Reputation: 307
We are using Nokogiri to create HTML5 pages based on user inputs and we are seeing some strange encoding issues.
In our database table we have an attribute called compiled_html which contains:
<p class="lead align-left">Just testing out some encoding issues:<br><br>Héllo Äre Thésè symbols showing correctly? </p>
After pulling this HTML snippet from our DB and creating a new page Nokogiri outputs:
<p class="lead align-left">Just testing out some encoding issues:<br><br>Héllo Ãre Thésè symbols showing correctly? </p
This is how we are pulling the compiled_html data and using Nokogiri:
page_doc = Nokogiri::HTML::fragment(page.compiled_html)
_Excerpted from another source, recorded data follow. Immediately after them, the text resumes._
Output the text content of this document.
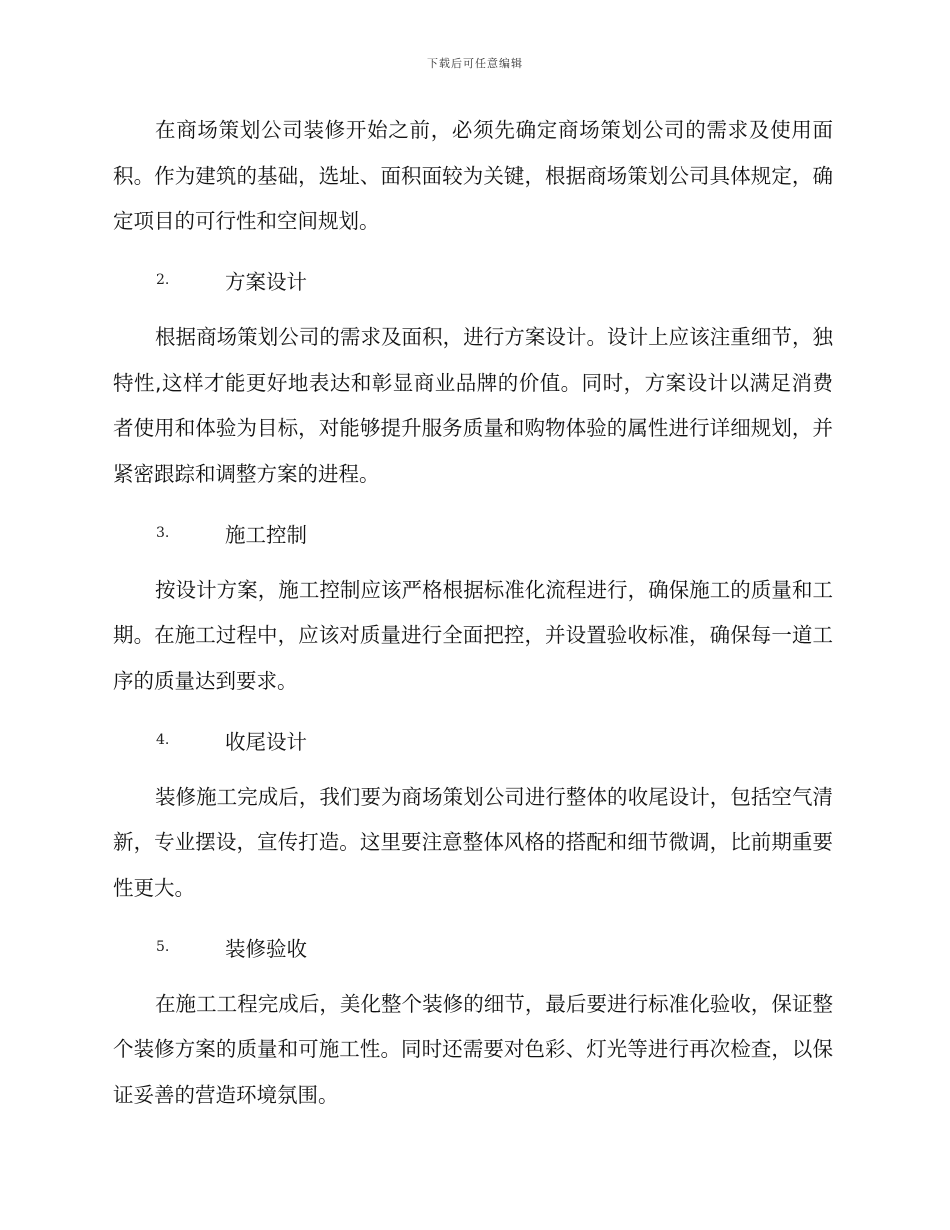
下载后可任意编辑

在商场策划公司装修开始之前，必须先确定商场策划公司的需求及使用面积。作为建筑的基础，选址、面积面较为关键，根据商场策划公司具体规定，确定项目的可行性和空间规划。

2.	方案设计

根据商场策划公司的需求及面积，进行方案设计。设计上应该注重细节，独特性,这样才能更好地表达和彰显商业品牌的价值。同时，方案设计以满足消费者使用和体验为目标，对能够提升服务质量和购物体验的属性进行详细规划，并紧密跟踪和调整方案的进程。

3.	施工控制

按设计方案，施工控制应该严格根据标准化流程进行，确保施工的质量和工期。在施工过程中，应该对质量进行全面把控，并设置验收标准，确保每一道工序的质量达到要求。

4.	收尾设计

装修施工完成后，我们要为商场策划公司进行整体的收尾设计，包括空气清新，专业摆设，宣传打造。这里要注意整体风格的搭配和细节微调，比前期重要性更大。

5.	装修验收

在施工工程完成后，美化整个装修的细节，最后要进行标准化验收，保证整个装修方案的质量和可施工性。同时还需要对色彩、灯光等进行再次检查，以保证妥善的营造环境氛围。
(sidenote when outputting page_doc after reading it the HTML is correct)
# create page html
builder = Nokogiri::HTML::Builder.new(:encoding => 'UTF-8') do |doc|
doc.html {
doc.head {
doc.title page.name
doc.meta(charset: 'utf-8')
doc.meta(name: 'viewport', content: 'width=device-width, initial-scale=1.0')
doc.meta(name: 'description', content: '')
doc.meta(name: 'author', content: "#{issue.publication.user.firstname} #{issue.publication.user.lastname}")
doc.link(rel: 'stylesheet', href: "themes/#{theme.identifier}/theme.css")
doc.script(type: 'text/javascript', src: "themes/#{theme.identifier}/theme.js")
}
doc.body {
doc << page_doc
}
}
end
We have tried setting the encoding to utf-8 in different ways, but no matter what we try we still get the weird symbols in our output.
This is for a Ruby on Rails 4 app.
Any ideas? Thanks!
Update: If I change:
doc.body {
doc << page_doc
}
To this:
doc.body {
doc.text page_doc
}
Then the character encoding is correct, but all the HTML is not correct as I get
<
instead of
<
etc.
Upvotes: 2
Views: 641
Reputation: 307
Okay so we figured out that it's actually related to Heroku and the version of libxml installed there that gives the problem: Nokogiri adds characters during parsing on Heroku
My brilliant programmer came up with a quick fix solution that fixed our problem:
doc.body {
# doc << page_doc
}
# insert html contents
builder.doc.at_css('body').children = page_doc
Upvotes: 1